Posted by celticman on Tue, 16 Apr 2013
Tyler Hawkins (Robert Pattison) and Ally Craig (Emilie de Ravin) get togehter for all the wrong reasons but turn out to the be the right reasons. It starts literally with a bang. Ally's mum is shot in a subway mugging, whilst she looks on. Ally's dad (Chris Cooper) by one of those film script quirks is a cop that pulls back the sheet on his wife's body. Flash forward ten years. Tyler is the kind of guy that kicks his latest conquest out of bed so that he can go back to writing in his notebook and reading poetry. Well, maybe not poety, he's not that deranged, but he does work in a bookshop whilst studying the undefinable subject at his local college/school/university. His father is that old James Bond figure Pierce Bronson who is shown in boardrooms too busy to care about his kids. Tyler's older brother, whom he idealised has committed suicide. In some ways father and son do look alike. Pierce is classically handsome, Pattison has got a longer wolfish face—although he didn't maul or feel the need to eat anybody here-- but he did get into a couple of fist fights, and he does have eyebrows that should be out making a living on a day job. In one of these fights he gets arrested and beaten up by Ally's dad. He doesn't swear revenge. He's too cool for that, but when his roomate and best buddy Leo (Chris McKinney) pressurises him into dating that kind of beautiful girl quietly sitting in the corner reading a book, that happens to be the cop's beloved daughter, then he kinda goes along with it, in the way that cool kids do. Tyler has also got a precocious sister Ruby (Caroline Jenkins) who although she's got a loving mother, stepfather, and brother really needs her paternal dad. The best scene in the film was when Tyler talks Caroline into going to a party that her eleven year old classmates of a prestigious school have invited her to. She's being bullied, but he says it'll be ok. I squirmed in my seat for her. It's not of course and Ruby has a mini-breakdown (only adults are allowed major breakdowns). Tyler does what Tyler does juts his jaw out and breaks a window in the classroom with a fire extinguisher. Pierce with his big money, good looks and lawyers smooths it all out, but will he ever understand how much his precocious daughter needs him. Yeh, well, the teacher writes 9/11 on the blackboard. Tyler's in dad's office at his work. Dad has taken his kid to school. Poor Tyler. Poor us. An entertaining film killed off by hubris.

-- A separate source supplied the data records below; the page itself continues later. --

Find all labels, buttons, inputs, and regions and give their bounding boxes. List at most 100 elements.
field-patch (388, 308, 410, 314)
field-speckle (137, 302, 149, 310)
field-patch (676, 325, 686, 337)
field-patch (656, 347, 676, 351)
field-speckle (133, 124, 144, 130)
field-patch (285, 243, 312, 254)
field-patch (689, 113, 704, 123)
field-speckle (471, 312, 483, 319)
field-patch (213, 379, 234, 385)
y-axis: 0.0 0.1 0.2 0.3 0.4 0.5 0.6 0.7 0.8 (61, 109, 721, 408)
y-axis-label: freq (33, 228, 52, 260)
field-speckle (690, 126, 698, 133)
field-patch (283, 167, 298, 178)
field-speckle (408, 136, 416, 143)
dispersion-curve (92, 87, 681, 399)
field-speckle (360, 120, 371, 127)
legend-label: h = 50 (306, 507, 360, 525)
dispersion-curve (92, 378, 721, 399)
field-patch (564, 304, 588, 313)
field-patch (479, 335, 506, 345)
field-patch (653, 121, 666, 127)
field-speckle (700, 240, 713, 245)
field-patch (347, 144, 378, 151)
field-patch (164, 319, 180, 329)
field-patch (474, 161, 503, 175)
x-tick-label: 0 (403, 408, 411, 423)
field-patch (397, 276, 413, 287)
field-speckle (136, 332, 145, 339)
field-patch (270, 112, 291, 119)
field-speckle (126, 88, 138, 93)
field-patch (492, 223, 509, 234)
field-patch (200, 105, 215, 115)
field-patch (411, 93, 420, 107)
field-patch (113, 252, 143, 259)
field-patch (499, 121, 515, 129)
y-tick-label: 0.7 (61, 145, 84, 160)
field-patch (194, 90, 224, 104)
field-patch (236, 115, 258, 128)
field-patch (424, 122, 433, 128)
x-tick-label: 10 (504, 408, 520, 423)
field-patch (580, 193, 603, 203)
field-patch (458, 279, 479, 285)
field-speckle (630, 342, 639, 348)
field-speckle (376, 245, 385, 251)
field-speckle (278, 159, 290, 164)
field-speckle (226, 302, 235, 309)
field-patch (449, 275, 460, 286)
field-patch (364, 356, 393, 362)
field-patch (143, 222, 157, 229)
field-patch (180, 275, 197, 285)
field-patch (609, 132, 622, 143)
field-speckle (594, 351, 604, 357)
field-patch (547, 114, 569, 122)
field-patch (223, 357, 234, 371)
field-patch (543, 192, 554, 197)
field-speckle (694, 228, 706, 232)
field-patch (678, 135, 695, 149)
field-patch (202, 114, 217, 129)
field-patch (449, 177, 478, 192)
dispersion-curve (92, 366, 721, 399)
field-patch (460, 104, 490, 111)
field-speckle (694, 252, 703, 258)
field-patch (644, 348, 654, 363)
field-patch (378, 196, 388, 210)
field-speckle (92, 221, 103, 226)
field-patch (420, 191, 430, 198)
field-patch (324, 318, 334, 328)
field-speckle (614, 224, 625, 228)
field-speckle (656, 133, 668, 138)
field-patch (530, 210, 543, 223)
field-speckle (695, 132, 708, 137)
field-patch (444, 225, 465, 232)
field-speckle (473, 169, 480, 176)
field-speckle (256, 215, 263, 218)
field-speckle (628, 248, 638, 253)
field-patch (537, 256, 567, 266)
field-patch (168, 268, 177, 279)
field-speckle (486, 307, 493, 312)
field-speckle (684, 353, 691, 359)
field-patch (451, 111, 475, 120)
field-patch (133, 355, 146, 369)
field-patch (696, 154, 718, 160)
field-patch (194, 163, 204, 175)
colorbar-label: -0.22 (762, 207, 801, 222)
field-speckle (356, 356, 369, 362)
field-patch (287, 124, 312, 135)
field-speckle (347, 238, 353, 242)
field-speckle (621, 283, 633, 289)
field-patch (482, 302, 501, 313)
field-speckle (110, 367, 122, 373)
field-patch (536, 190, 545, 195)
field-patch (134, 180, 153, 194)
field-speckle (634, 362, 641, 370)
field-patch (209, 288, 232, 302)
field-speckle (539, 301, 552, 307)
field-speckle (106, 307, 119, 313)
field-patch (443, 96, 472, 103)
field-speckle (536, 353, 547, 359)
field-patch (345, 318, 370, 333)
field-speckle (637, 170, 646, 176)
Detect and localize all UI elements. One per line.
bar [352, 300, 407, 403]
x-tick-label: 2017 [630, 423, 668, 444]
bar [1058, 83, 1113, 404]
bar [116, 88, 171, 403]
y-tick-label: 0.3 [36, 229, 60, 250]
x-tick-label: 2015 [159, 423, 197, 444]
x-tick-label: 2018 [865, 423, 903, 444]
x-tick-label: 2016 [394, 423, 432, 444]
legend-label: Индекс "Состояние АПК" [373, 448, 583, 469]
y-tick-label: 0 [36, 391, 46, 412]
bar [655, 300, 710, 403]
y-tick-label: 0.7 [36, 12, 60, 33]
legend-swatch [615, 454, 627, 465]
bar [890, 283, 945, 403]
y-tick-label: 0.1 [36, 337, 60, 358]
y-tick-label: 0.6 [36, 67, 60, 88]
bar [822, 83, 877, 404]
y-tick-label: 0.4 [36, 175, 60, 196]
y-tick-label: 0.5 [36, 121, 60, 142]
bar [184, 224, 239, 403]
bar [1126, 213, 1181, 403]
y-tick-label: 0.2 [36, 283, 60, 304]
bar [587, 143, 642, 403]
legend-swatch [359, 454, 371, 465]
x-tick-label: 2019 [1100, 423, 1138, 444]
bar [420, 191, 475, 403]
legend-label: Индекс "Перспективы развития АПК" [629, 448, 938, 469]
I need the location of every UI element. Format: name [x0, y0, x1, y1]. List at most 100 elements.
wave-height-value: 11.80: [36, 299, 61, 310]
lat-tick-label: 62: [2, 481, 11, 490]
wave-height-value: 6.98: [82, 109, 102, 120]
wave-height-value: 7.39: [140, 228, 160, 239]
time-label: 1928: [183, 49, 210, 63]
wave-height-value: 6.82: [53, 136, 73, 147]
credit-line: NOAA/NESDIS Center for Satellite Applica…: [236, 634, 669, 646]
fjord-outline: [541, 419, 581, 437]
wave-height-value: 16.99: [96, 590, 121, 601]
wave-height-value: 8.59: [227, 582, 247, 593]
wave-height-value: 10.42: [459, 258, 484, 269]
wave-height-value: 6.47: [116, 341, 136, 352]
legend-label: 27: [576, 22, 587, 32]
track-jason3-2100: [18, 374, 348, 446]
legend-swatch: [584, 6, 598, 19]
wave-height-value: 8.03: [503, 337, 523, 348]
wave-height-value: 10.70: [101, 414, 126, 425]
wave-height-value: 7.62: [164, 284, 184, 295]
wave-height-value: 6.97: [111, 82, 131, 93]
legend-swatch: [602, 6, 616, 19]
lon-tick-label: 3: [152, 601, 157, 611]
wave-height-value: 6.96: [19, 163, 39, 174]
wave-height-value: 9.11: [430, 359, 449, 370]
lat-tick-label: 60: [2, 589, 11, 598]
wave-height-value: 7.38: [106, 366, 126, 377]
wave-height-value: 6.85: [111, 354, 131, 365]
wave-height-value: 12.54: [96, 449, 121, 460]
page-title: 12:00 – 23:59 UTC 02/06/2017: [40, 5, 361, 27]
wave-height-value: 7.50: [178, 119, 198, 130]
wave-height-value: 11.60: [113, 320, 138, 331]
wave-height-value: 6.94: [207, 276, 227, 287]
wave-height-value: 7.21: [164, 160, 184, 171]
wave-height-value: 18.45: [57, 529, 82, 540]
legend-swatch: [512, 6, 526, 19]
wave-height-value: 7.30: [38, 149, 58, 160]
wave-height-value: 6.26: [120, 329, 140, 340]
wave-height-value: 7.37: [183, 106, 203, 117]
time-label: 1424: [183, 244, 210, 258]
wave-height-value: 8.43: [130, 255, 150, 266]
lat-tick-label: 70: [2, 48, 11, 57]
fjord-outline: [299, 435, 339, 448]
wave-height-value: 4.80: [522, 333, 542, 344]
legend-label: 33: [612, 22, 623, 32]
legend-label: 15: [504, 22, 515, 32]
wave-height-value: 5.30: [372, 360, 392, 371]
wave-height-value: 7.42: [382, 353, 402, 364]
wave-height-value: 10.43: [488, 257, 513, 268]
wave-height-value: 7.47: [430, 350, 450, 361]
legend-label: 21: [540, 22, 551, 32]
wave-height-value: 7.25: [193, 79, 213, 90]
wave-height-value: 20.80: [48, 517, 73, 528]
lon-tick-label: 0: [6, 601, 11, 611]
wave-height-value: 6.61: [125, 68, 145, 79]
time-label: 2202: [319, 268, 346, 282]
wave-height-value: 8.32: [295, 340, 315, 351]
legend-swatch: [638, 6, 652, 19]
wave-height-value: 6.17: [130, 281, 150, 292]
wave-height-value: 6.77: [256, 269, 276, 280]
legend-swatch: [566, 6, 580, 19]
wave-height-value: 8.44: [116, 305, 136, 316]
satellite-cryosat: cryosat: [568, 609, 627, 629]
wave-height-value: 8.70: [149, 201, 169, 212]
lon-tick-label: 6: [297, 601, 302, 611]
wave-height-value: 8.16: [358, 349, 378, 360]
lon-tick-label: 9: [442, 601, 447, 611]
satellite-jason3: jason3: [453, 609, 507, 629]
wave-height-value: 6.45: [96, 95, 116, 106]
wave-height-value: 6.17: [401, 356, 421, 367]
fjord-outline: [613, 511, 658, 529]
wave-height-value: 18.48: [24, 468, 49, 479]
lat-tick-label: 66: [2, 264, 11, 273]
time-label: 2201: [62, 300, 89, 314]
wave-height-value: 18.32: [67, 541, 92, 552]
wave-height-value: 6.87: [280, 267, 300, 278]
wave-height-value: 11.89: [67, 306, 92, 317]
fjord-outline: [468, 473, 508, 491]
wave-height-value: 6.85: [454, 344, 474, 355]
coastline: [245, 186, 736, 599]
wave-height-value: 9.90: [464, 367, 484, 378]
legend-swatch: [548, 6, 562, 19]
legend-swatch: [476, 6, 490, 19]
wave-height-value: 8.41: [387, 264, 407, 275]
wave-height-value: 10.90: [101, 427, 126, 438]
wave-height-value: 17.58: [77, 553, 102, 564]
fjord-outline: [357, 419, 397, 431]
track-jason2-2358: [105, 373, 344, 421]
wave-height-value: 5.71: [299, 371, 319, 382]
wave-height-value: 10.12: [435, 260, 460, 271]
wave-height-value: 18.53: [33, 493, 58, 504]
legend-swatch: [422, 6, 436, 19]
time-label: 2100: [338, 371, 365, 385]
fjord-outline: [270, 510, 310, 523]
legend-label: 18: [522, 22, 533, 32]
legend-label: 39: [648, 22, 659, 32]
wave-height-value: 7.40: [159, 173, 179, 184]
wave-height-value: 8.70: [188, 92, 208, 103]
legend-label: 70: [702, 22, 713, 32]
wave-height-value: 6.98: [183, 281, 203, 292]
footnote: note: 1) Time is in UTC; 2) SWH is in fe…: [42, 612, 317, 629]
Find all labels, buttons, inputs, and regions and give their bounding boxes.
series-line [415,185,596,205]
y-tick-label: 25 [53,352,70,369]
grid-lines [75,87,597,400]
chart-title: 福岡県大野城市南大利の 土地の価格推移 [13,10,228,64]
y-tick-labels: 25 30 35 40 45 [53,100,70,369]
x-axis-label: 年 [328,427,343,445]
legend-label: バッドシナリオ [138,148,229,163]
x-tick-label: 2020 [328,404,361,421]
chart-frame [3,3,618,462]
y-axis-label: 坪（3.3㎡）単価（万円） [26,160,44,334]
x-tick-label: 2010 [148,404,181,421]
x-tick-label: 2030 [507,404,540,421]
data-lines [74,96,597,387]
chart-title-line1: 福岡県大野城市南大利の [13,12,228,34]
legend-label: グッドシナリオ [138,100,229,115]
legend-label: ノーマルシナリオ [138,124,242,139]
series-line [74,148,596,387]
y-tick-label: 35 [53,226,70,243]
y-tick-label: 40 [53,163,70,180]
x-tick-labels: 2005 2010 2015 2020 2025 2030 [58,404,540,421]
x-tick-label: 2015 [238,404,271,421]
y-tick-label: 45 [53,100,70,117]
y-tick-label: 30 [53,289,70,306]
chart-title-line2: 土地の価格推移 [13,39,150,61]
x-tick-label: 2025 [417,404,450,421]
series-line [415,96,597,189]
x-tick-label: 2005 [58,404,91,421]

'On learning about powerful love, respond, be moved
like an aesthete. Only, fortunate as you've been,
remember how much your imagination created for you.
This first, and then the rest-the lesser loves-
that you experienced and enjoyed
in your life: the more real and tangible.
Of love like those you were not deprived.'
C.P.Cavafy (1911) translated from Alexandrian Greek.